- Born: Heymann Zirndorfer 7 May 1829 Fürth, Kingdom of Bavaria, German Confederation
- Died: 17 December 1893 (aged 64) Cincinnati, Ohio, United States
- Writing career
- Language: German

= Heinrich Zirndorf =

German poet, playwright, and rabbi (1829-1893)

Heinrich Zirndorf (May 7, 1829 – December 17, 1893) was a German poet, playwright, and rabbi.

==Biography==
Heinrich Zirndorf was born as Heymann Zirndorfer (חיים צירנדארפער) in Fürth, Bavaria, in 1829. He received a private early education. His parents intended for him to pursue a commercial career, and for a short time he was employed as a clerk by a local business. His early studies of German and English classics, however, inspired him to continue studying.

At the age of nineteen, he relocated to Munich, where he attended the gymnasium until 1855. The following two years he spent in Vienna, where he worked as an assistant teacher and librarian in the city's Jewish school. He focused primarily on poetry during this period, composing some of his best verses. Notably, his tragedy in five acts, Kassandra, was published in Vienna in 1856. In 1857, he secured the role of rabbi in Liptau-Sankt-Nikolaus, Hungary. However, he soon resigned and moved to Frankfurt, where he made the acquaintance of the historian Isaac Marcus Jost. Zirndorf later chronicled these reminiscences in Isaak Markus Jost und Seine Freunde (1886).

In 1860, Zirndorf published a collection of his poems in Leipzig. That September, he accepted an invitation to serve as a teacher in England. He spent thirteen years there, first in Hull and Manchester, then in London. He returned to Germany in April 1873 as the rector of the Hebrew Teachers' Institute in Münster. Three years later, he accepted an offer to become the rabbi of the Congregation Beth-El in Detroit, Michigan.

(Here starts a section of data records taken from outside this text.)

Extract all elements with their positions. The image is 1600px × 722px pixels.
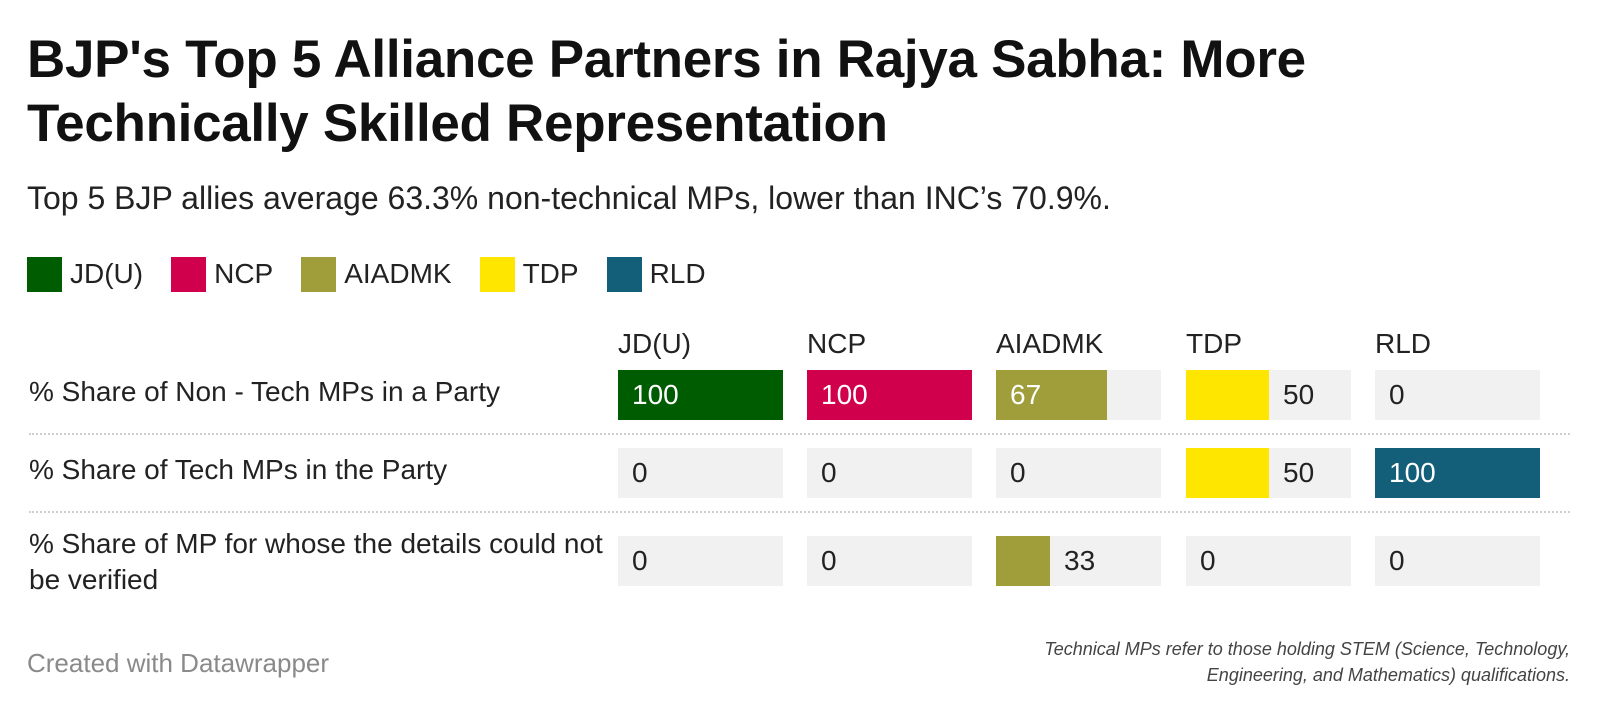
row-divider — [29, 511, 1570, 513]
bar-cell: 50 — [1186, 370, 1351, 420]
bar — [1186, 370, 1269, 420]
legend-item-rld: RLD — [606, 256, 706, 292]
column-header: JD(U) — [618, 328, 692, 359]
chart-subtitle: Top 5 BJP allies average 63.3% non-techn… — [27, 180, 1111, 216]
legend-label: NCP — [214, 258, 274, 289]
bar-cell: 50 — [1186, 448, 1351, 498]
legend-label: JD(U) — [70, 258, 144, 289]
row-label: % Share of Non - Tech MPs in a Party — [29, 376, 501, 407]
bar-cell: 0 — [807, 448, 972, 498]
bar — [1186, 448, 1269, 498]
row-divider — [29, 433, 1570, 435]
data-label: 0 — [1200, 545, 1216, 576]
legend-swatch — [27, 256, 62, 292]
bar-cell: 67 — [996, 370, 1161, 420]
bar — [618, 370, 783, 420]
bar-cell: 100 — [807, 370, 972, 420]
legend-label: AIADMK — [344, 258, 452, 289]
data-label: 100 — [821, 379, 868, 410]
bar — [807, 370, 972, 420]
legend-swatch — [301, 256, 337, 292]
row-label: % Share of MP for whose the details coul… — [29, 528, 603, 595]
bar — [996, 536, 1050, 586]
bar-cell: 0 — [1375, 370, 1540, 420]
bar — [1375, 448, 1540, 498]
data-label: 0 — [821, 457, 837, 488]
data-label: 0 — [1389, 545, 1405, 576]
data-label: 0 — [1010, 457, 1026, 488]
data-label: 0 — [632, 457, 648, 488]
data-label: 67 — [1010, 379, 1042, 410]
legend-item-tdp: TDP — [479, 256, 579, 292]
bar-cell: 0 — [1186, 536, 1351, 586]
data-label: 100 — [1389, 457, 1436, 488]
data-label: 50 — [1283, 457, 1315, 488]
data-label: 0 — [821, 545, 837, 576]
chart-title: BJP's Top 5 Alliance Partners in Rajya S… — [27, 30, 1306, 153]
column-header: RLD — [1375, 328, 1432, 359]
legend-item-ncp: NCP — [171, 256, 274, 292]
legend: JD(U) NCP AIADMK TDP RLD — [27, 256, 734, 292]
legend-label: RLD — [649, 258, 706, 289]
bar-cell: 0 — [996, 448, 1161, 498]
legend-item-jdu: JD(U) — [27, 256, 144, 292]
bar-cell: 0 — [618, 536, 783, 586]
footnote: Technical MPs refer to those holding STE… — [1044, 639, 1570, 685]
legend-label: TDP — [522, 258, 579, 289]
column-header: TDP — [1186, 328, 1242, 359]
data-label: 33 — [1064, 545, 1096, 576]
bar-cell: 100 — [618, 370, 783, 420]
bar-cell: 100 — [1375, 448, 1540, 498]
data-label: 0 — [632, 545, 648, 576]
row-label: % Share of Tech MPs in the Party — [29, 454, 448, 485]
bar-cell: 0 — [807, 536, 972, 586]
datawrapper-credit[interactable]: Created with Datawrapper — [27, 648, 330, 678]
column-header: NCP — [807, 328, 867, 359]
bar-cell: 0 — [618, 448, 783, 498]
legend-swatch — [171, 256, 207, 292]
data-label: 100 — [632, 379, 679, 410]
column-header: AIADMK — [996, 328, 1104, 359]
bar — [996, 370, 1107, 420]
legend-swatch — [479, 256, 515, 292]
data-label: 50 — [1283, 379, 1315, 410]
bar-cell: 0 — [1375, 536, 1540, 586]
legend-swatch — [606, 256, 642, 292]
legend-item-aiadmk: AIADMK — [301, 256, 452, 292]
data-label: 0 — [1389, 379, 1405, 410]
bar-cell: 33 — [996, 536, 1161, 586]
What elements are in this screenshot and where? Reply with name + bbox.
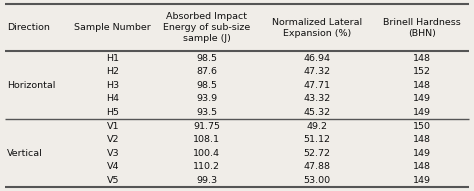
Text: 152: 152 xyxy=(413,67,431,76)
Text: 98.5: 98.5 xyxy=(196,81,217,90)
Text: V5: V5 xyxy=(107,176,119,185)
Text: 91.75: 91.75 xyxy=(193,122,220,131)
Text: 149: 149 xyxy=(413,149,431,158)
Text: 45.32: 45.32 xyxy=(303,108,331,117)
Text: 150: 150 xyxy=(413,122,431,131)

In 1884, Zirndorf assumed the position of a history professor at the Hebrew Union College in Cincinnati. Around this period, Zirndorf began contributing to Die Deborah, eventually becoming its associate editor. He was appointed rabbi and preacher of the Ahabath Achim congregation in Cincinnati in 1889, a position he held until his death.

==Selected publications==
- "Kassandra: Trauerspiel in fünf Akten" (1856)
- "Der Lehrberuf in Israel" (1859)
- "Gedichte" (1860)
- "Ueber jüdisch-religiöse Bildung im Seminare der Gegenwart" (1875)
- "Isaak Markus Jost und seine Freunde: Ein Beitrag zur Kulturgeschichte der Gegenwart" (1886)
- "Some Jewish Women" (1892) Translation of sketches previously published in Die Deborah.